El albañil colocó el último ladrillo en el nicho de Gonzalo Calvo y pasó la paleta con la capa de cemento. A sus espaldas, el cura del camposanto conversaba con el joven Félix Chacaltana.
—Estuvimos a punto de arrojar al señor a la fosa común. Fue una suerte que usted reconociese el cuerpo.
—Don Gonzalo llevaba varios días desaparecido —dijo Félix—. Y yo soy como su hijo. Era muy amigo de su hijo. Así que busqué su cuerpo hasta dar con él.
—Es increíble la cantidad de gente que muere sin que nadie la busque. Igual que este señor. Lo asaltan en un barrio peligroso, le quitan la vida y tiran el cadáver por ahí.
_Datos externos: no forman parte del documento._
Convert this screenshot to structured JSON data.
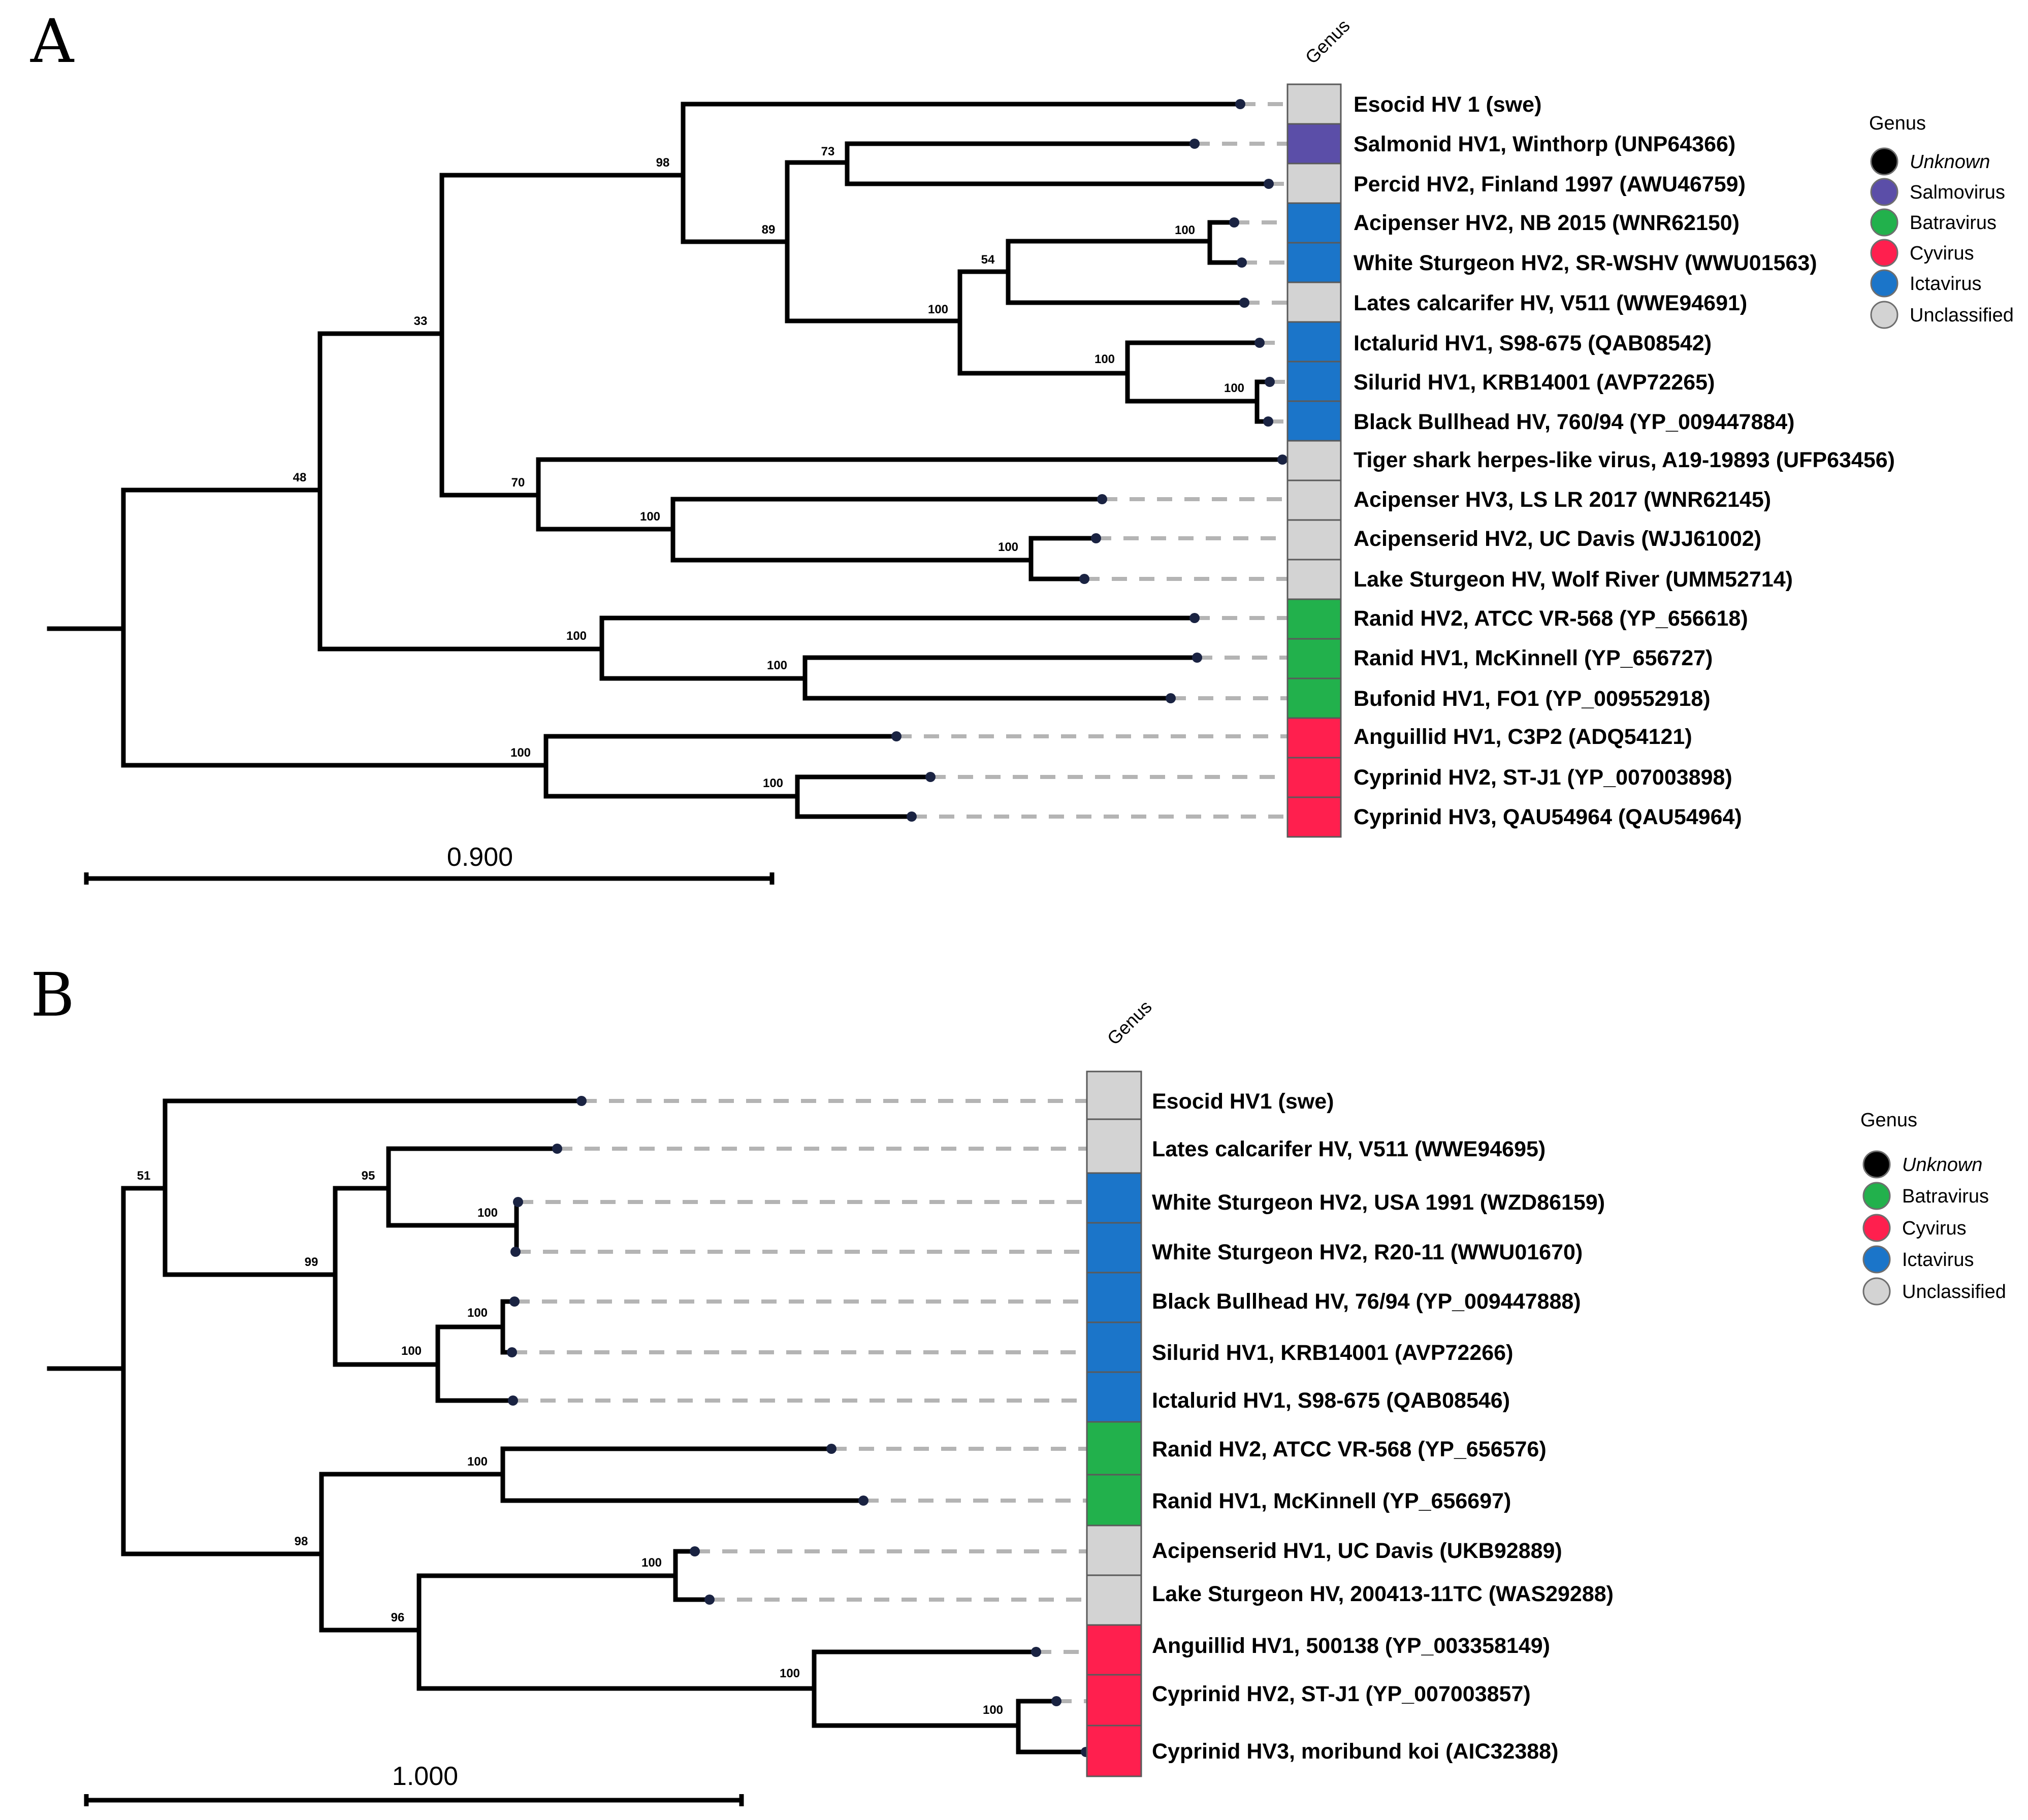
{
  "genus_colors": {
    "Unknown": "#000000",
    "Salmovirus": "#5b4ea8",
    "Batravirus": "#22b14c",
    "Cyvirus": "#ff1f4e",
    "Ictavirus": "#1b75c9",
    "Unclassified": "#d3d3d3"
  },
  "panels": [
    {
      "letter": "A",
      "genus_header": "Genus",
      "scale_label": "0.900",
      "legend": {
        "title": "Genus",
        "items": [
          {
            "label": "Unknown",
            "genus": "Unknown",
            "italic": true
          },
          {
            "label": "Salmovirus",
            "genus": "Salmovirus",
            "italic": false
          },
          {
            "label": "Batravirus",
            "genus": "Batravirus",
            "italic": false
          },
          {
            "label": "Cyvirus",
            "genus": "Cyvirus",
            "italic": false
          },
          {
            "label": "Ictavirus",
            "genus": "Ictavirus",
            "italic": false
          },
          {
            "label": "Unclassified",
            "genus": "Unclassified",
            "italic": false
          }
        ]
      },
      "support_values": [
        "98",
        "73",
        "89",
        "100",
        "54",
        "100",
        "100",
        "100",
        "33",
        "70",
        "100",
        "100",
        "48",
        "100",
        "100",
        "100",
        "100"
      ],
      "leaves": [
        {
          "label": "Esocid HV 1 (swe)",
          "genus": "Unclassified"
        },
        {
          "label": "Salmonid HV1, Winthorp (UNP64366)",
          "genus": "Salmovirus"
        },
        {
          "label": "Percid HV2, Finland 1997 (AWU46759)",
          "genus": "Unclassified"
        },
        {
          "label": "Acipenser HV2, NB 2015 (WNR62150)",
          "genus": "Ictavirus"
        },
        {
          "label": "White Sturgeon HV2, SR-WSHV (WWU01563)",
          "genus": "Ictavirus"
        },
        {
          "label": "Lates calcarifer HV, V511 (WWE94691)",
          "genus": "Unclassified"
        },
        {
          "label": "Ictalurid HV1, S98-675 (QAB08542)",
          "genus": "Ictavirus"
        },
        {
          "label": "Silurid HV1, KRB14001 (AVP72265)",
          "genus": "Ictavirus"
        },
        {
          "label": "Black Bullhead HV, 760/94 (YP_009447884)",
          "genus": "Ictavirus"
        },
        {
          "label": "Tiger shark herpes-like virus, A19-19893 (UFP63456)",
          "genus": "Unclassified"
        },
        {
          "label": "Acipenser HV3, LS LR 2017 (WNR62145)",
          "genus": "Unclassified"
        },
        {
          "label": "Acipenserid HV2, UC Davis (WJJ61002)",
          "genus": "Unclassified"
        },
        {
          "label": "Lake Sturgeon HV, Wolf River (UMM52714)",
          "genus": "Unclassified"
        },
        {
          "label": "Ranid HV2, ATCC VR-568 (YP_656618)",
          "genus": "Batravirus"
        },
        {
          "label": "Ranid HV1, McKinnell (YP_656727)",
          "genus": "Batravirus"
        },
        {
          "label": "Bufonid HV1, FO1 (YP_009552918)",
          "genus": "Batravirus"
        },
        {
          "label": "Anguillid HV1, C3P2 (ADQ54121)",
          "genus": "Cyvirus"
        },
        {
          "label": "Cyprinid HV2, ST-J1 (YP_007003898)",
          "genus": "Cyvirus"
        },
        {
          "label": "Cyprinid HV3, QAU54964 (QAU54964)",
          "genus": "Cyvirus"
        }
      ]
    },
    {
      "letter": "B",
      "genus_header": "Genus",
      "scale_label": "1.000",
      "legend": {
        "title": "Genus",
        "items": [
          {
            "label": "Unknown",
            "genus": "Unknown",
            "italic": true
          },
          {
            "label": "Batravirus",
            "genus": "Batravirus",
            "italic": false
          },
          {
            "label": "Cyvirus",
            "genus": "Cyvirus",
            "italic": false
          },
          {
            "label": "Ictavirus",
            "genus": "Ictavirus",
            "italic": false
          },
          {
            "label": "Unclassified",
            "genus": "Unclassified",
            "italic": false
          }
        ]
      },
      "support_values": [
        "51",
        "95",
        "100",
        "99",
        "100",
        "100",
        "100",
        "98",
        "100",
        "96",
        "100",
        "100"
      ],
      "leaves": [
        {
          "label": "Esocid HV1 (swe)",
          "genus": "Unclassified"
        },
        {
          "label": "Lates calcarifer HV, V511 (WWE94695)",
          "genus": "Unclassified"
        },
        {
          "label": "White Sturgeon HV2, USA 1991 (WZD86159)",
          "genus": "Ictavirus"
        },
        {
          "label": "White Sturgeon HV2, R20-11 (WWU01670)",
          "genus": "Ictavirus"
        },
        {
          "label": "Black Bullhead HV, 76/94 (YP_009447888)",
          "genus": "Ictavirus"
        },
        {
          "label": "Silurid HV1, KRB14001 (AVP72266)",
          "genus": "Ictavirus"
        },
        {
          "label": "Ictalurid HV1, S98-675 (QAB08546)",
          "genus": "Ictavirus"
        },
        {
          "label": "Ranid HV2, ATCC VR-568 (YP_656576)",
          "genus": "Batravirus"
        },
        {
          "label": "Ranid HV1, McKinnell (YP_656697)",
          "genus": "Batravirus"
        },
        {
          "label": "Acipenserid HV1, UC Davis (UKB92889)",
          "genus": "Unclassified"
        },
        {
          "label": "Lake Sturgeon HV, 200413-11TC (WAS29288)",
          "genus": "Unclassified"
        },
        {
          "label": "Anguillid HV1, 500138 (YP_003358149)",
          "genus": "Cyvirus"
        },
        {
          "label": "Cyprinid HV2, ST-J1 (YP_007003857)",
          "genus": "Cyvirus"
        },
        {
          "label": "Cyprinid HV3, moribund koi (AIC32388)",
          "genus": "Cyvirus"
        }
      ]
    }
  ]
}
Si la víctima no tiene familiares, o sus familiares no saben dónde buscar, nunca se hace justicia.
Chacaltana dejó escapar un suspiro de resignación:
—Me temo que tampoco se hará justicia con este hombre. Ya sabe usted cómo es la burocracia del Poder Judicial. Seguro que el caso de Don Gonzalo acabará perdido en algún archivo del sótano. Nunca sabremos quién lo mató.
—Que Dios se apiade de su alma, entonces.
El sacerdote bajó la cabeza en un rezo, y los dos guardaron silencio.
Antes de cerrar el nicho para siempre, una pareja con un bebé se acercó a él. Eran dos chinos, y aunque no hablaban castellano, saludaron a Félix Chacaltana con un gesto de cabeza. Luego, miraron al nicho y sacudieron las cabezas. Parecían hondamente afectados.
La mujer tenía las mejillas bañadas en lágrimas. Llevaba una corona de flores, que depositó frente al sepulcro. Mientras lo hacía, el bebé pareció mirar a espaldas de ella, hacia Félix Chacaltana. El asistente de archivo notó que el niño tenía el pelo rubio, y recordó unas palabras que había escuchado recientemente:
«En el Perú, los niños rubios nunca son huérfanos.»
Se acercó al bebé y le acarició la cabeza. Les dijo a sus padres:
—Me comentó Don Gonzalo que les costó mucho concebir un hijo. Me alegra que ya lo tengan. El pequeño recibirá el alma de Don Gonzalo, ahora que él ya no está con nosotros.
Los padres se miraron entre sí y se encogieron de hombros. Él le dijo a Chacaltana:
—No… español… no.
—Lo sé. No se preocupen.
Les estrechó la mano con fuerza, una fuerza que los sorprendió, y luego volvió atrás, donde el cura:
—Bonito niño, ¿verdad? —comentó el sacerdote, mientras los chinos decían cosas ininteligibles frente a la tumba—. ¡Son tan rubios cuando nacen! Luego se le oscurecerá el pelo, como a sus padres.
Chacaltana asintió.
—La gente siempre cambia. Lo único que no cambia es el pasado. Pero lo bueno de los niños es que no tienen pasado, ¿verdad?
—Quién como ellos.
El albañil terminó su trabajo y el cura dio por acabado el suyo. Félix Chacaltana los acompañó hacia la salida. Tenía pensado dar un último paseo entre las estatuas y las filas de sepulcros. Pero antes de doblar la esquina, echó un vistazo final hacia el pequeño. El bebé aún seguía en brazos de sus padres, frente al nicho. Pero a Chacaltana le pareció que miraba hacia él. Y sonreía.